I’ve had so many things to write for so long now. But the words stay trapped inside my heart, as though writing them out will somehow make them less meaningful.
This always happens to me…when I feel something deeply…it is just so difficult to express it in words, written or spoken. In fact, the older I get and the more life I experience, the more tongue-tied I become.
The only way I know to counteract this is to write….even when I don’t feel like I have the words. Even when I feel completely and utterly tongue-tied.
Part of the reason I’ve been struggling so much with writing is because I’m not sure how much to write. Even with a blog and social media, only a small percentage of my life is visible online. I struggle with how much to reveal. While most of the time I choose to post about the good, lovely and up-beat things, I also want to be real and open. It’s a hard balance to strike.
That being said, I will continue to write and I will go as deeply as I feel led. I’m still trying to figure out the balance, but I do know one thing – I want to preserve my family’s memories in pictures & words. I will continue to do that to the best of my ability. I also want to have an outlet for my creativity. Writing & photography is that for me.

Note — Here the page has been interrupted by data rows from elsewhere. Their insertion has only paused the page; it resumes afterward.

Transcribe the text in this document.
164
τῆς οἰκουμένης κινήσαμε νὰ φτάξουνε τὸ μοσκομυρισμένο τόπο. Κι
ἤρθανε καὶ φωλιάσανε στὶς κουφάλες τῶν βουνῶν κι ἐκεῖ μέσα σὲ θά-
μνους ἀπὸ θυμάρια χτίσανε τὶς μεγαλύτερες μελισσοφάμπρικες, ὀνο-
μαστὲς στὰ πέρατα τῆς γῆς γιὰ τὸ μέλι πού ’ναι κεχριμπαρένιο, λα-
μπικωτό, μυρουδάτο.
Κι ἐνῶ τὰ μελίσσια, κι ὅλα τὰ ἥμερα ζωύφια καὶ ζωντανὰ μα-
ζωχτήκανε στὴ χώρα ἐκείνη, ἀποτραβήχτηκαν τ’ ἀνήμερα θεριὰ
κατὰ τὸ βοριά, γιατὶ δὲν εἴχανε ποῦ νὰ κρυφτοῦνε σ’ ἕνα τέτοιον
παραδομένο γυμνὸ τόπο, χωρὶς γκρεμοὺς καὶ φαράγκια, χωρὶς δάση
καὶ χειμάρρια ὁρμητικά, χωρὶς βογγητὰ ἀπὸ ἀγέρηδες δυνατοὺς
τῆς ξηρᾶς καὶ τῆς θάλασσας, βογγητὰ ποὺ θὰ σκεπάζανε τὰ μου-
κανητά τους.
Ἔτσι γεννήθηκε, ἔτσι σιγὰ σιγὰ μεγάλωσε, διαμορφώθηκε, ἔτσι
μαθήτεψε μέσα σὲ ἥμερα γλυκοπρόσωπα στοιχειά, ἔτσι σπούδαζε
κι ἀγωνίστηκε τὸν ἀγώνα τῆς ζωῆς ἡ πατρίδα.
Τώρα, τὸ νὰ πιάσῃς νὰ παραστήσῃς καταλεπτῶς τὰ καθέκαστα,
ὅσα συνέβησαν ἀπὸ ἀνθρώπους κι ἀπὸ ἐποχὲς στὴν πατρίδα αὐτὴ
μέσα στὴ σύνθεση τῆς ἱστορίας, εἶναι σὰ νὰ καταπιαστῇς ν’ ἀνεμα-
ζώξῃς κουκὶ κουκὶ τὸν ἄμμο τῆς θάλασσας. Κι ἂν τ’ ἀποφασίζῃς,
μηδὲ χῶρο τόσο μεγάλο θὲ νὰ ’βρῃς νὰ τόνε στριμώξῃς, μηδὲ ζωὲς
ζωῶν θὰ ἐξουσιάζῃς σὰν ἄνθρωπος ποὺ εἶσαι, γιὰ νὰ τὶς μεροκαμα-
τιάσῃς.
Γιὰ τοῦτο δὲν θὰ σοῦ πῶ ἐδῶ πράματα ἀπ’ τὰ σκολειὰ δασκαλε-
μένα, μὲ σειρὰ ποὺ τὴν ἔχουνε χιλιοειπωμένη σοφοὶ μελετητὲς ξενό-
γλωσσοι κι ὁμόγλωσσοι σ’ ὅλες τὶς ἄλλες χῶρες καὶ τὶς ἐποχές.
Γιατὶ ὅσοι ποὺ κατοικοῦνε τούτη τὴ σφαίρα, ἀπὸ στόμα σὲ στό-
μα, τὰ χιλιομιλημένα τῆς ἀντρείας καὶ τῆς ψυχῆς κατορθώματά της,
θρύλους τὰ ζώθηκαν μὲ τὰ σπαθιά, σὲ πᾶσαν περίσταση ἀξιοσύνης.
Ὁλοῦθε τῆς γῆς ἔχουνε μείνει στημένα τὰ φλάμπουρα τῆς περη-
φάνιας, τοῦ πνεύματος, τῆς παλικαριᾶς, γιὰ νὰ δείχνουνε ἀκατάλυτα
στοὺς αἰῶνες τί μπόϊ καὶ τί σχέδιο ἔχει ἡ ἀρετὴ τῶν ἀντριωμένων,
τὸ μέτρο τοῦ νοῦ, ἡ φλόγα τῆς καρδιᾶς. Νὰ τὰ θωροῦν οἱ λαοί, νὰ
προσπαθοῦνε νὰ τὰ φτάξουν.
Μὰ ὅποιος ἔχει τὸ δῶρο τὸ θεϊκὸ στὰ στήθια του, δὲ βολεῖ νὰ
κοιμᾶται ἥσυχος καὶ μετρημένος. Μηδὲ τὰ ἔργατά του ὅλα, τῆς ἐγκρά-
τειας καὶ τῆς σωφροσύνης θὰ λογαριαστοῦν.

We have a little morning tradition around here. It’s called informally “naked time.” Haha. Just a little bit of time when Baby Boy can be free from his diaper. And he loves it. I snapped these pictures one morning when his hair was still crazy from sleep and he was cooing and squirming. Not many turned out because he’s always in motion these days, but a few did and I will treasure them forever.
Even though I have dreamed about being a wife & mother since I was really young, the fulfillment of my dreams – while absolutely wonderful and amazing – has also been hard and very challenging. Because – along with the perfect and the magical – comes real life and sin nature and the reality that we live in a fallen world. Where the rubber meets the road and the working out of the day-to-day routine meets answered prayers & dreams come true. It’s more tricky than people let on.
I am reminded that no season or stage of life is perfect or painless or “just what I always thought it would be.” Yet, the images I capture on a daily basis are equal to the moments where my heart stops a little because of the beauty of life. And that’s quite a few moments. Midst the difficulties and challenges there is magic. Blessings abound.
This is my “now” and I am loving it. Soaking it up. Thanking God for it. I am blessed.